As for manslaughter, there are many more options. Three defendants were jailed for life with minimum terms of 20, 16 and 7 years. Four were given sentences of ‘imprisonment for public protection (IPP), which is similar to a life sentence but with a shorter minimum term. Twenty-four were given ‘determinate’ sentences of imprisonment (with release on parole after serving half), six were detained under the Mental Health Act and two walked free from court with suspended sentences (both were cases of ‘mercy killing’).
Another interesting statistic is that a quarter of all defendants were teenagers.
More than two thirds of defendants knew the person they were accused of killing (129 vs 52). The figure of 52 ‘stranger’ murders also includes those cases where the defendant first met the victim on the day of the attack. The number of random stranger murders is far less.
The breakdown of how the defendants knew their victim is roughly illustrated by this pie chart.
Finally we looked at the length of time it took from the date of the offence to the date the verdict was announced, rounding up to the next month (i.e one month 14 days is recorded as two months).

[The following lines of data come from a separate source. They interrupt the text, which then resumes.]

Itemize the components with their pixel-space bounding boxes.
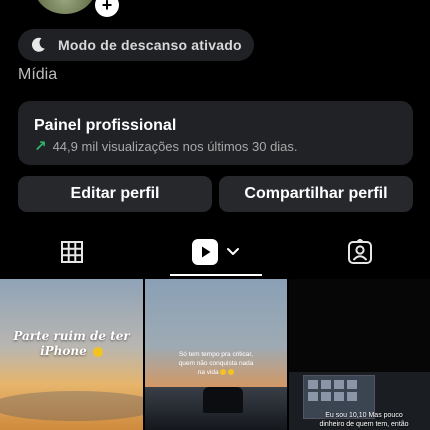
edit-profile-button[interactable]: Editar perfil — [18, 176, 212, 212]
reel-caption-line: Eu sou 10,10 Mas pouco — [325, 412, 403, 419]
grid-icon — [61, 241, 83, 263]
jetski-silhouette — [203, 387, 243, 413]
moon-icon — [31, 37, 45, 52]
profile-tabs — [0, 228, 430, 276]
emoji-icon — [92, 346, 103, 357]
chevron-down-icon — [227, 248, 239, 255]
reels-play-icon — [192, 239, 218, 265]
professional-dashboard-card[interactable]: Painel profissional ↗ 44,9 mil visualiza… — [18, 101, 413, 165]
reel-thumbnail[interactable]: Eu sou 10,10 Mas pouco dinheiro de quem … — [289, 279, 430, 430]
emoji-icon — [228, 368, 235, 375]
reel-caption-line: quem não conquista nada — [178, 359, 254, 367]
add-story-plus-icon[interactable]: + — [92, 0, 122, 20]
profile-avatar[interactable] — [34, 0, 96, 14]
rest-mode-label: Modo de descanso ativado — [58, 37, 242, 53]
views-stat-text: 44,9 mil visualizações nos últimos 30 di… — [52, 138, 298, 154]
share-profile-button[interactable]: Compartilhar perfil — [219, 176, 413, 212]
thumbnail-background — [0, 391, 143, 421]
emoji-icon — [220, 368, 227, 375]
tab-tagged[interactable] — [328, 228, 392, 276]
tab-posts-grid[interactable] — [40, 228, 104, 276]
reel-thumbnail[interactable]: Só tem tempo pra criticar, quem não conq… — [145, 279, 287, 430]
professional-dashboard-title: Painel profissional — [34, 117, 177, 134]
tagged-person-icon — [348, 239, 372, 264]
category-label: Mídia — [18, 66, 58, 83]
reel-caption-line: iPhone — [40, 344, 87, 358]
tab-reels[interactable] — [170, 228, 262, 276]
reel-caption-line: Só tem tempo pra criticar, — [178, 351, 254, 358]
reel-caption: Eu sou 10,10 Mas pouco dinheiro de quem … — [309, 411, 419, 429]
reel-caption-line: na vida — [197, 368, 219, 376]
reel-thumbnail[interactable]: Parte ruim de ter iPhone — [0, 279, 143, 430]
professional-dashboard-stats: ↗ 44,9 mil visualizações nos últimos 30 … — [34, 137, 298, 155]
reel-caption: Só tem tempo pra criticar, quem não conq… — [155, 351, 277, 377]
trend-up-icon: ↗ — [34, 138, 47, 155]
reel-caption-line: dinheiro de quem tem, então — [319, 421, 409, 429]
reel-caption: Parte ruim de ter iPhone — [6, 329, 137, 359]
rest-mode-badge[interactable]: Modo de descanso ativado — [18, 29, 254, 61]
reel-caption-line: Parte ruim de ter — [13, 329, 130, 343]
active-tab-indicator — [170, 274, 262, 276]
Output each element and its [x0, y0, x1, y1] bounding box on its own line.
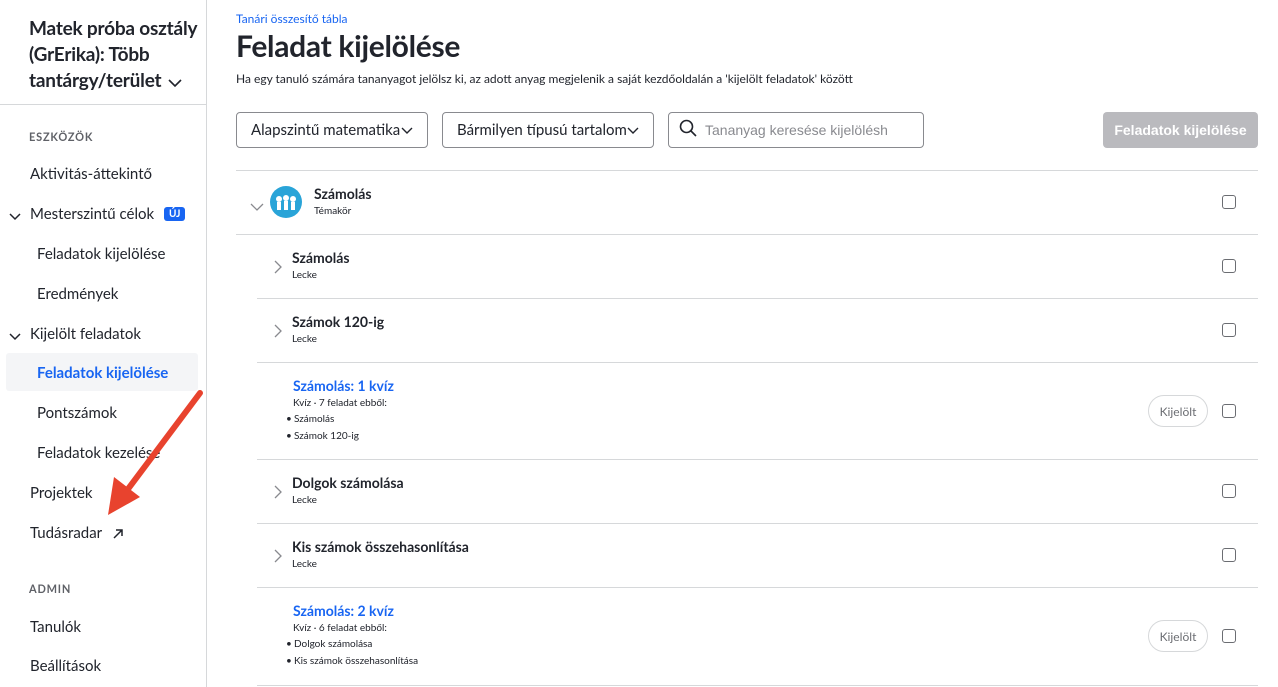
sidebar-item-mastery-results[interactable]: Eredmények	[37, 285, 118, 303]
section-tools: ESZKÖZÖK	[29, 131, 94, 144]
sidebar-item-activity[interactable]: Aktivitás-áttekintő	[30, 165, 152, 183]
sidebar-item-students[interactable]: Tanulók	[30, 618, 81, 636]
sidebar-item-label: Mesterszintű célok	[30, 205, 155, 223]
main-content: Tanári összesítő tábla Feladat kijelölés…	[236, 0, 1258, 687]
sidebar-item-mastery-assign[interactable]: Feladatok kijelölése	[37, 245, 165, 263]
row-title: Dolgok számolása	[292, 474, 404, 491]
sidebar-item-assigned-assign[interactable]: Feladatok kijelölése	[37, 364, 168, 382]
lesson-row[interactable]: Dolgok számolása Lecke	[236, 460, 1258, 524]
topic-row[interactable]: Számolás Témakör	[236, 171, 1258, 235]
row-subtitle: Kvíz · 6 feladat ebből:	[293, 622, 387, 634]
search-input[interactable]	[705, 122, 915, 138]
row-divider	[257, 685, 1258, 686]
row-subtitle: Kvíz · 7 feladat ebből:	[293, 397, 387, 409]
sidebar-item-projects[interactable]: Projektek	[30, 484, 93, 502]
assign-tasks-button[interactable]: Feladatok kijelölése	[1103, 112, 1258, 148]
dropdown-value: Alapszintű matematika	[251, 121, 401, 139]
quiz-bullet: Számolás	[286, 413, 334, 425]
chevron-right-icon[interactable]	[274, 323, 282, 342]
assigned-badge-button[interactable]: Kijelölt	[1148, 620, 1208, 652]
page-description: Ha egy tanuló számára tananyagot jelölsz…	[236, 71, 853, 86]
row-title: Számok 120-ig	[292, 313, 385, 330]
row-title: Számolás	[292, 249, 350, 266]
content-type-dropdown[interactable]: Bármilyen típusú tartalom	[442, 112, 654, 148]
row-checkbox[interactable]	[1222, 629, 1236, 643]
quiz-bullet: Dolgok számolása	[286, 638, 372, 650]
quiz-bullet: Kis számok összehasonlítása	[286, 655, 418, 667]
course-dropdown[interactable]: Alapszintű matematika	[236, 112, 428, 148]
search-box[interactable]	[668, 112, 924, 148]
quiz-row[interactable]: Számolás: 1 kvíz Kvíz · 7 feladat ebből:…	[236, 363, 1258, 460]
chevron-down-icon	[168, 69, 182, 95]
lesson-row[interactable]: Kis számok összehasonlítása Lecke	[236, 524, 1258, 588]
external-link-icon	[112, 526, 124, 544]
topic-title: Számolás	[314, 185, 372, 202]
annotation-arrow-icon	[108, 390, 203, 515]
chevron-right-icon[interactable]	[274, 548, 282, 567]
row-checkbox[interactable]	[1222, 323, 1236, 337]
class-selector[interactable]: Matek próba osztály (GrErika): Több tant…	[29, 16, 204, 95]
chevron-right-icon[interactable]	[274, 484, 282, 503]
row-subtitle: Lecke	[292, 269, 317, 281]
row-checkbox[interactable]	[1222, 548, 1236, 562]
chevron-down-icon[interactable]	[250, 197, 264, 216]
topic-avatar	[270, 186, 302, 218]
sidebar: Matek próba osztály (GrErika): Több tant…	[0, 0, 207, 687]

Generally cases are resolved in about a year, but there are some that take much longer. This is usually because the killer has not been identified, as in the case of James Citro, who murdered Nijole Siskeviciene in 1998 but was not convicted until October 2011.
We also tried to monitor which cases were associated with alcohol use, drugs, mental health and suspected gang links. This tends to be much more subjective, although it was of interest that 48 of the 181 defendants were accused of murders that were said to have gang links (either the victim or the accused was suspected to be a member of a gang).